Art Reviews, Cultural Bric a Brac

Name: Ed Schad
Location: Los Angeles, California, United States

I am an independent writer living in Los Angeles. I write Visual Art Reviews, General Cultural Essays, and Book Reviews

Friday, January 04, 2008

Ten Favorites: Robert Rauschenberg, Asheville Citizen, 1952




This transitory experiment in MoMA’s collection by Robert Rauschenberg simply sends my mind reeling. In a way, my citing of the Picasso collage, the De Kooning, and The Burri as my favorites make way for this Rauschenberg, a painting that (in the spirit of his working method) he probably made in a day. However, the work is right on the historical button.
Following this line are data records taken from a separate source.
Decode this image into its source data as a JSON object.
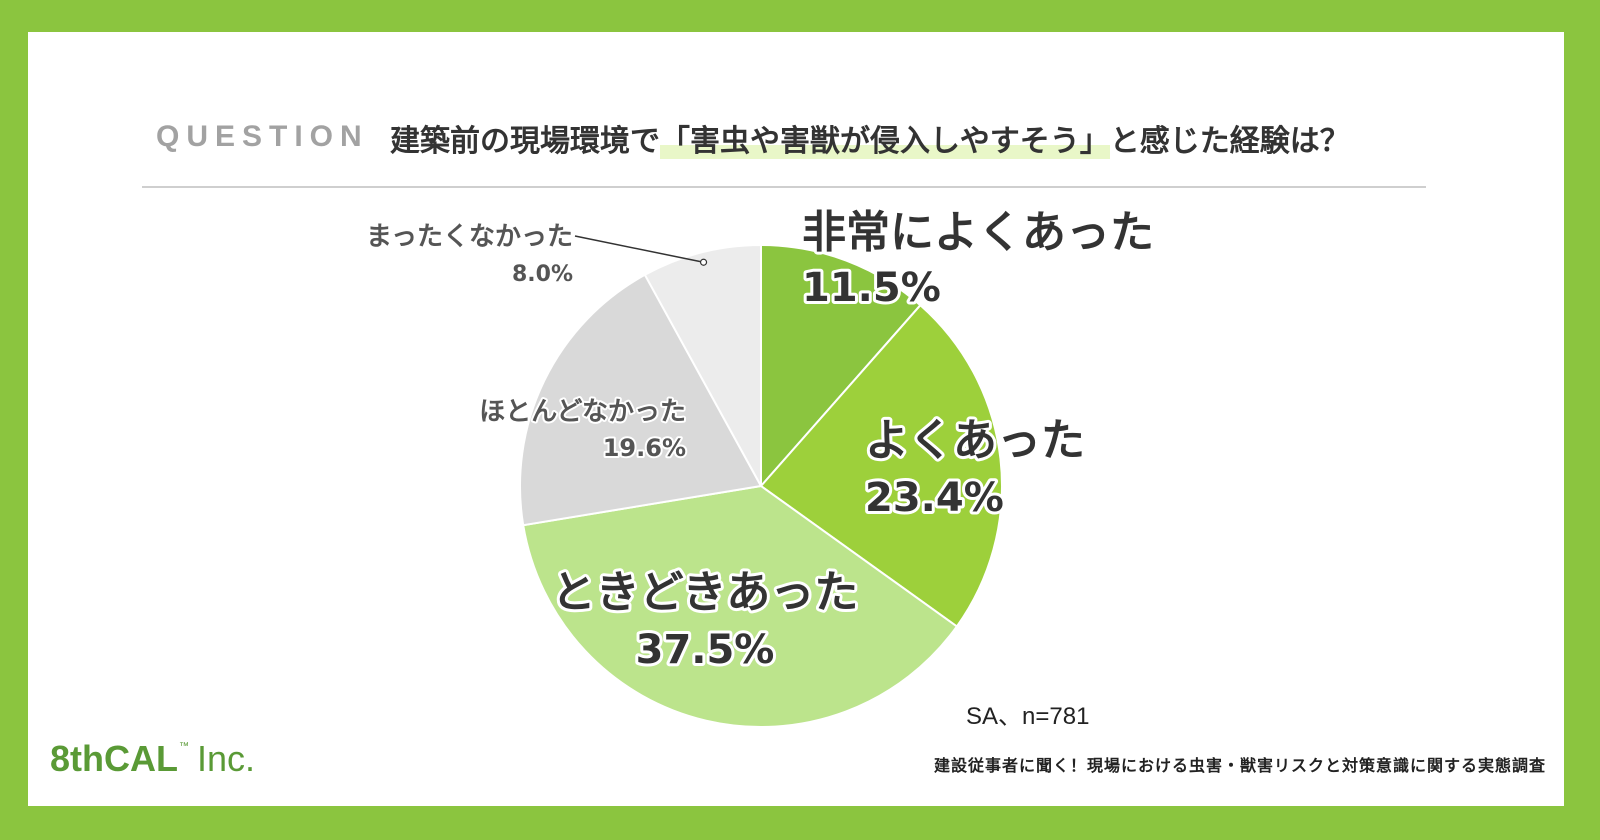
{
  "header": {
    "label": "QUESTION",
    "question_before": "建築前の現場環境で",
    "question_highlight": "「害虫や害獣が侵入しやすそう」",
    "question_after": "と感じた経験は？"
  },
  "note": "SA、n=781",
  "logo": {
    "main": "8thCAL",
    "tm": "™",
    "suffix": "Inc."
  },
  "footer_caption": "建設従事者に聞く！現場における虫害・獣害リスクと対策意識に関する実態調査",
  "colors": {
    "frame": "#8bc53f",
    "slice_1": "#8bc53f",
    "slice_2": "#9dd03b",
    "slice_3": "#bce48c",
    "slice_4": "#d9d9d9",
    "slice_5": "#ececec"
  },
  "chart_data": {
    "type": "pie",
    "title": "建築前の現場環境で「害虫や害獣が侵入しやすそう」と感じた経験は？",
    "start_angle": "12 o'clock",
    "direction": "clockwise",
    "slices": [
      {
        "label": "非常によくあった",
        "value": 11.5,
        "display": "11.5%",
        "color": "#8bc53f"
      },
      {
        "label": "よくあった",
        "value": 23.4,
        "display": "23.4%",
        "color": "#9dd03b"
      },
      {
        "label": "ときどきあった",
        "value": 37.5,
        "display": "37.5%",
        "color": "#bce48c"
      },
      {
        "label": "ほとんどなかった",
        "value": 19.6,
        "display": "19.6%",
        "color": "#d9d9d9"
      },
      {
        "label": "まったくなかった",
        "value": 8.0,
        "display": "8.0%",
        "color": "#ececec"
      }
    ]
  }
}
Let’s think about what is going on here. We basically have a dense black field of oil paint on two panels with a copy of North Carolina’s Asheville Citizen newspaper pasted on top, the text rotated ninety degrees. In Asheville in late 1951, Rauschenberg was back at Black Mountain College from New York, making work and getting to know John Cage, the photos of Aaron Siskind, and Joseph Albers, whose rigor would guide his ethic but not his aesthetic. Earlier that summer, Rauschenberg had just presented his White Paintings at Betty Parson’s gallery, which Cage would call “landing strips” for shadows and dust. “Today is their creator,” Rauschenberg told Parsons and their white surfaces were known as surfaces ready to receive, process, and complicate visual information.
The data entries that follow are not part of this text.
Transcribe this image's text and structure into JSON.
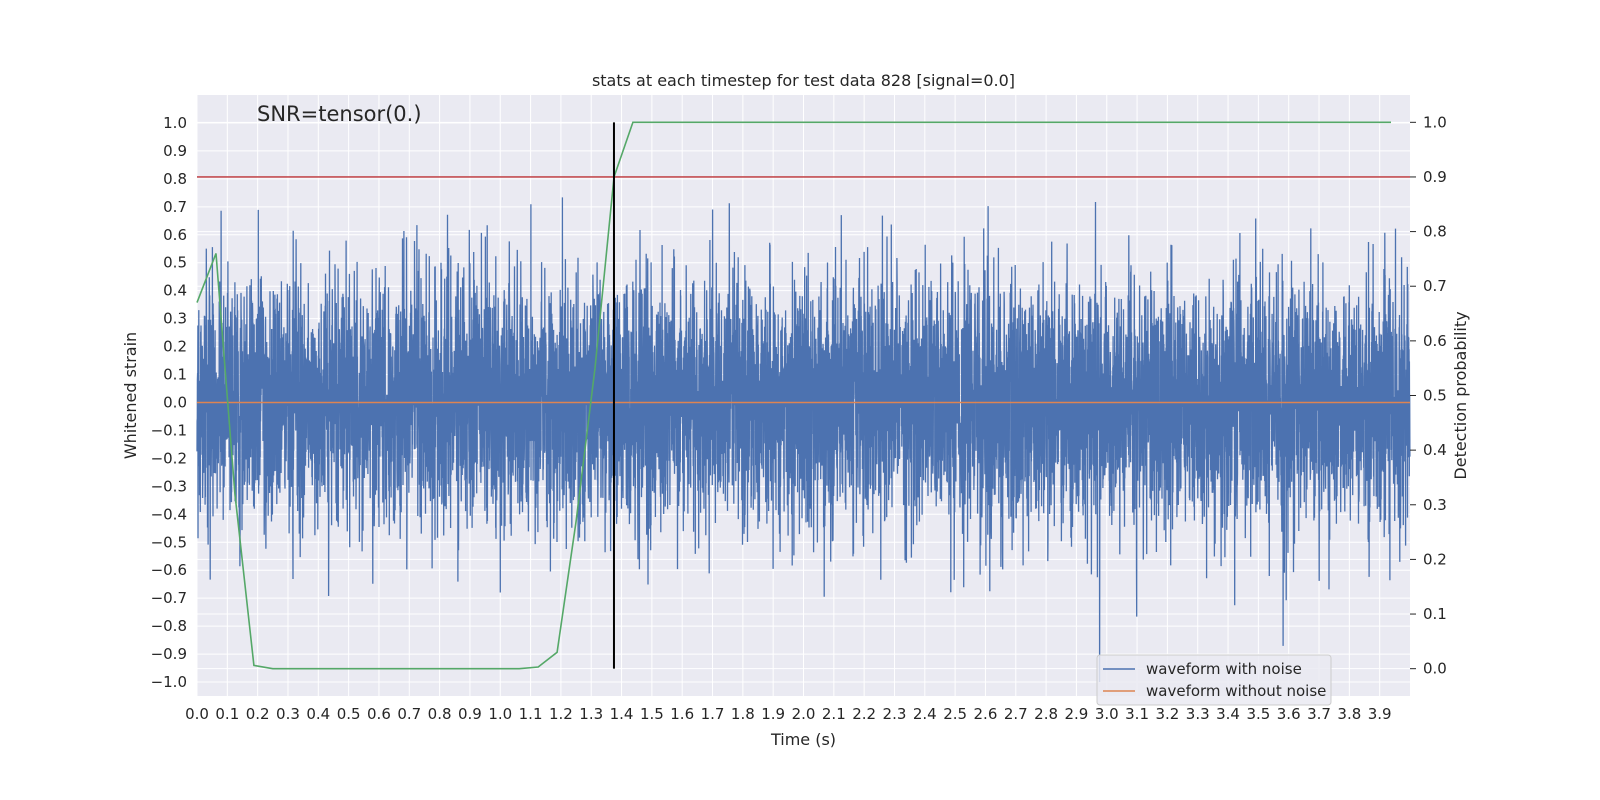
{
  "chart_data": {
    "type": "line",
    "title": "stats at each timestep for test data 828 [signal=0.0]",
    "xlabel": "Time (s)",
    "ylabel": "Whitened strain",
    "y2label": "Detection probability",
    "annotation": "SNR=tensor(0.)",
    "xlim": [
      0.0,
      4.0
    ],
    "ylim": [
      -1.05,
      1.1
    ],
    "y2lim": [
      -0.05,
      1.05
    ],
    "xticks": [
      "0.0",
      "0.1",
      "0.2",
      "0.3",
      "0.4",
      "0.5",
      "0.6",
      "0.7",
      "0.8",
      "0.9",
      "1.0",
      "1.1",
      "1.2",
      "1.3",
      "1.4",
      "1.5",
      "1.6",
      "1.7",
      "1.8",
      "1.9",
      "2.0",
      "2.1",
      "2.2",
      "2.3",
      "2.4",
      "2.5",
      "2.6",
      "2.7",
      "2.8",
      "2.9",
      "3.0",
      "3.1",
      "3.2",
      "3.3",
      "3.4",
      "3.5",
      "3.6",
      "3.7",
      "3.8",
      "3.9"
    ],
    "yticks": [
      "1.0",
      "0.9",
      "0.8",
      "0.7",
      "0.6",
      "0.5",
      "0.4",
      "0.3",
      "0.2",
      "0.1",
      "0.0",
      "−0.1",
      "−0.2",
      "−0.3",
      "−0.4",
      "−0.5",
      "−0.6",
      "−0.7",
      "−0.8",
      "−0.9",
      "−1.0"
    ],
    "y2ticks": [
      "1.0",
      "0.9",
      "0.8",
      "0.7",
      "0.6",
      "0.5",
      "0.4",
      "0.3",
      "0.2",
      "0.1",
      "0.0"
    ],
    "series": [
      {
        "name": "waveform with noise",
        "color": "#4c72b0",
        "axis": "left",
        "kind": "noise",
        "sample_rate": 2048,
        "duration": 4.0,
        "std": 0.22,
        "range": [
          -1.0,
          1.0
        ],
        "seed": 828
      },
      {
        "name": "waveform without noise",
        "color": "#dd8452",
        "axis": "left",
        "x": [
          0.0,
          4.0
        ],
        "y": [
          0.0,
          0.0
        ]
      },
      {
        "name": "detection probability",
        "color": "#55a868",
        "axis": "right",
        "x": [
          0.0,
          0.0625,
          0.125,
          0.1875,
          0.25,
          0.3125,
          0.375,
          0.4375,
          0.5,
          0.5625,
          0.625,
          0.6875,
          0.75,
          0.8125,
          0.875,
          0.9375,
          1.0,
          1.0625,
          1.125,
          1.1875,
          1.25,
          1.3125,
          1.375,
          1.4375,
          1.5,
          1.5625,
          1.625,
          1.6875,
          1.75,
          1.8125,
          1.875,
          1.9375,
          2.0,
          2.0625,
          2.125,
          2.1875,
          2.25,
          2.3125,
          2.375,
          2.4375,
          2.5,
          2.5625,
          2.625,
          2.6875,
          2.75,
          2.8125,
          2.875,
          2.9375,
          3.0,
          3.0625,
          3.125,
          3.1875,
          3.25,
          3.3125,
          3.375,
          3.4375,
          3.5,
          3.5625,
          3.625,
          3.6875,
          3.75,
          3.8125,
          3.875,
          3.9375
        ],
        "y": [
          0.67,
          0.76,
          0.32,
          0.006,
          0.0,
          0.0,
          0.0,
          0.0,
          0.0,
          0.0,
          0.0,
          0.0,
          0.0,
          0.0,
          0.0,
          0.0,
          0.0,
          0.0,
          0.003,
          0.03,
          0.27,
          0.55,
          0.9,
          1.0,
          1.0,
          1.0,
          1.0,
          1.0,
          1.0,
          1.0,
          1.0,
          1.0,
          1.0,
          1.0,
          1.0,
          1.0,
          1.0,
          1.0,
          1.0,
          1.0,
          1.0,
          1.0,
          1.0,
          1.0,
          1.0,
          1.0,
          1.0,
          1.0,
          1.0,
          1.0,
          1.0,
          1.0,
          1.0,
          1.0,
          1.0,
          1.0,
          1.0,
          1.0,
          1.0,
          1.0,
          1.0,
          1.0,
          1.0,
          1.0
        ]
      }
    ],
    "threshold": {
      "axis": "right",
      "value": 0.9,
      "color": "#c44e52"
    },
    "detection_time": {
      "x": 1.375,
      "y2_range": [
        0.0,
        1.0
      ],
      "color": "#000000"
    },
    "legend": {
      "position": "lower-right",
      "entries": [
        {
          "label": "waveform with noise",
          "color": "#4c72b0"
        },
        {
          "label": "waveform without noise",
          "color": "#dd8452"
        }
      ]
    },
    "style": {
      "background": "#eaeaf2",
      "grid": true,
      "grid_color": "#ffffff"
    }
  }
}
In Asheville Citizen, you can feel Rothko and those moody Ab Exers milling around New York, finally receiving the attention they felt they deserved, but you can also feel why Rauschenberg is fundamentally a different sort of artist. Sure, you can sense the presence of Betty Parson’s Barnett Newman’s show that Rauschenberg must have seen in 1950, but in the density of Asheville Citizen’s black field, you can see perhaps why Rauschenberg would have sought out Burri a few months later on a trip to Italy, an artist known for himself bringing the world literally onto the canvas. Rauschenberg’s use of an entire newspaper, uncropped and uncut in contrast to Dada or Picasso’s collages, is something new, a deapan presentation of the news as object and image, an item to be shifted into an awkward position which forces you to look at an ordinary thing in new way. This is different sort of thing than both Ab Ex painters and Picasso alike. Rauschenberg is neither representing nor expressing anything, but instead using the stuff of the world to lead your eye not to high concepts but to street material.
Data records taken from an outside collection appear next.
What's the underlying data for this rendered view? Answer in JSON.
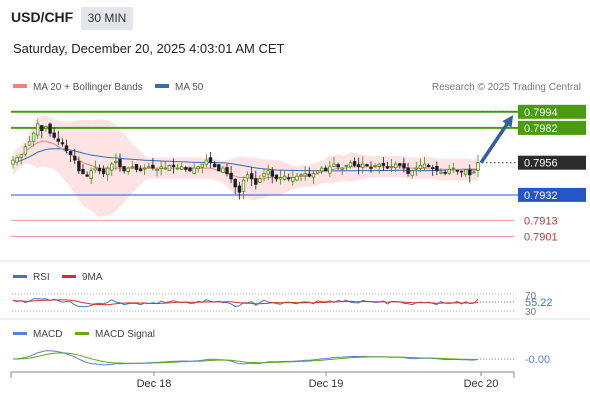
{
  "header": {
    "symbol": "USD/CHF",
    "timeframe": "30 MIN",
    "datetime": "Saturday, December 20, 2025 4:03:01 AM CET"
  },
  "legend": {
    "ma20": "MA 20 + Bollinger Bands",
    "ma50": "MA 50",
    "credit": "Research © 2025 Trading Central"
  },
  "colors": {
    "ma20": "#f08080",
    "ma50": "#3a6ab0",
    "bands": "#fde3e3",
    "green": "#4a9a12",
    "blue": "#2555c9",
    "red": "#ef9a9a",
    "arrow": "#2f5f9e",
    "dark": "#2b2b2b",
    "rsi": "#4472c4",
    "rsi_ma": "#d32f2f",
    "macd": "#5b7fd6",
    "macd_signal": "#5ea81a"
  },
  "chart_data": [
    {
      "type": "candlestick",
      "name": "price",
      "ylim": [
        0.7885,
        0.8005
      ],
      "current": {
        "label": "0.7956",
        "value": 0.7956
      },
      "levels": [
        {
          "label": "0.7994",
          "value": 0.7994,
          "kind": "green"
        },
        {
          "label": "0.7982",
          "value": 0.7982,
          "kind": "green"
        },
        {
          "label": "0.7932",
          "value": 0.7932,
          "kind": "blue"
        },
        {
          "label": "0.7913",
          "value": 0.7913,
          "kind": "red"
        },
        {
          "label": "0.7901",
          "value": 0.7901,
          "kind": "red"
        }
      ],
      "forecast": {
        "from": 0.7956,
        "to": 0.7994
      },
      "close": [
        0.7958,
        0.796,
        0.7962,
        0.7968,
        0.7972,
        0.7978,
        0.7985,
        0.798,
        0.7983,
        0.7978,
        0.7975,
        0.7972,
        0.797,
        0.7965,
        0.7962,
        0.7958,
        0.795,
        0.7948,
        0.7946,
        0.795,
        0.7952,
        0.795,
        0.7948,
        0.7952,
        0.7955,
        0.7957,
        0.7953,
        0.795,
        0.7952,
        0.7953,
        0.7951,
        0.795,
        0.7952,
        0.7953,
        0.7952,
        0.7951,
        0.7953,
        0.7952,
        0.7954,
        0.7953,
        0.7952,
        0.7953,
        0.7951,
        0.795,
        0.7952,
        0.7953,
        0.7955,
        0.7958,
        0.7956,
        0.7953,
        0.795,
        0.7952,
        0.7948,
        0.7944,
        0.7938,
        0.7934,
        0.7943,
        0.7947,
        0.7944,
        0.794,
        0.7944,
        0.7948,
        0.795,
        0.7946,
        0.7944,
        0.7945,
        0.7946,
        0.7944,
        0.7945,
        0.7946,
        0.7947,
        0.7948,
        0.7946,
        0.7948,
        0.795,
        0.7952,
        0.795,
        0.7953,
        0.7955,
        0.7953,
        0.7952,
        0.7954,
        0.7956,
        0.7954,
        0.7953,
        0.7955,
        0.7954,
        0.7952,
        0.7954,
        0.7955,
        0.7954,
        0.7952,
        0.7953,
        0.7955,
        0.7954,
        0.7952,
        0.7948,
        0.795,
        0.7952,
        0.7954,
        0.7955,
        0.7953,
        0.7952,
        0.795,
        0.7949,
        0.7948,
        0.7951,
        0.7952,
        0.795,
        0.7949,
        0.7951,
        0.7947,
        0.7949,
        0.7956
      ],
      "ma20": [
        0.7955,
        0.7958,
        0.7961,
        0.7964,
        0.7967,
        0.7969,
        0.7971,
        0.7972,
        0.7972,
        0.7971,
        0.797,
        0.7968,
        0.7966,
        0.7964,
        0.7962,
        0.796,
        0.7958,
        0.7956,
        0.7955,
        0.7954,
        0.7953,
        0.7952,
        0.7952,
        0.7952,
        0.7952,
        0.7952,
        0.7952,
        0.7952,
        0.7952,
        0.7952,
        0.7952,
        0.7952,
        0.7952,
        0.7952,
        0.7952,
        0.7952,
        0.7952,
        0.7952,
        0.7952,
        0.7952,
        0.7952,
        0.7952,
        0.7952,
        0.7952,
        0.7952,
        0.7952,
        0.7952,
        0.7952,
        0.7952,
        0.7951,
        0.795,
        0.7949,
        0.7948,
        0.7947,
        0.7946,
        0.7945,
        0.7945,
        0.7945,
        0.7944,
        0.7944,
        0.7944,
        0.7944,
        0.7945,
        0.7945,
        0.7945,
        0.7945,
        0.7945,
        0.7945,
        0.7945,
        0.7945,
        0.7946,
        0.7946,
        0.7946,
        0.7947,
        0.7948,
        0.7949,
        0.795,
        0.7951,
        0.7951,
        0.7952,
        0.7952,
        0.7952,
        0.7953,
        0.7953,
        0.7953,
        0.7953,
        0.7953,
        0.7953,
        0.7953,
        0.7953,
        0.7953,
        0.7953,
        0.7953,
        0.7953,
        0.7953,
        0.7953,
        0.7952,
        0.7952,
        0.7952,
        0.7952,
        0.7952,
        0.7952,
        0.7952,
        0.7951,
        0.7951,
        0.7951,
        0.7951,
        0.7951,
        0.7951,
        0.7951,
        0.7951,
        0.7951,
        0.795,
        0.7951
      ]
    },
    {
      "type": "line",
      "name": "RSI",
      "legend": [
        "RSI",
        "9MA"
      ],
      "ticks": [
        "70",
        "30"
      ],
      "current_label": "55.22"
    },
    {
      "type": "line",
      "name": "MACD",
      "legend": [
        "MACD",
        "MACD Signal"
      ],
      "current_label": "-0.00"
    }
  ],
  "xaxis": {
    "ticks": [
      "Dec 18",
      "Dec 19",
      "Dec 20"
    ]
  }
}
This work seems to be the crux of Rauschenberg – instead of expressing (which he does in his work but not on purpose), he wants to move your eye around, to make you look at everything like a traveler does in a foreign country. The newspaper of Asheville Citizen would soon give birth to the multimedia of the Combines. Rauschenberg, John Cage, and poet Frank O’Hara were all kindred spirits attempting the same thing in different arts – letting the ordinary dazzle instead of ornately embellishing it through aesthetics.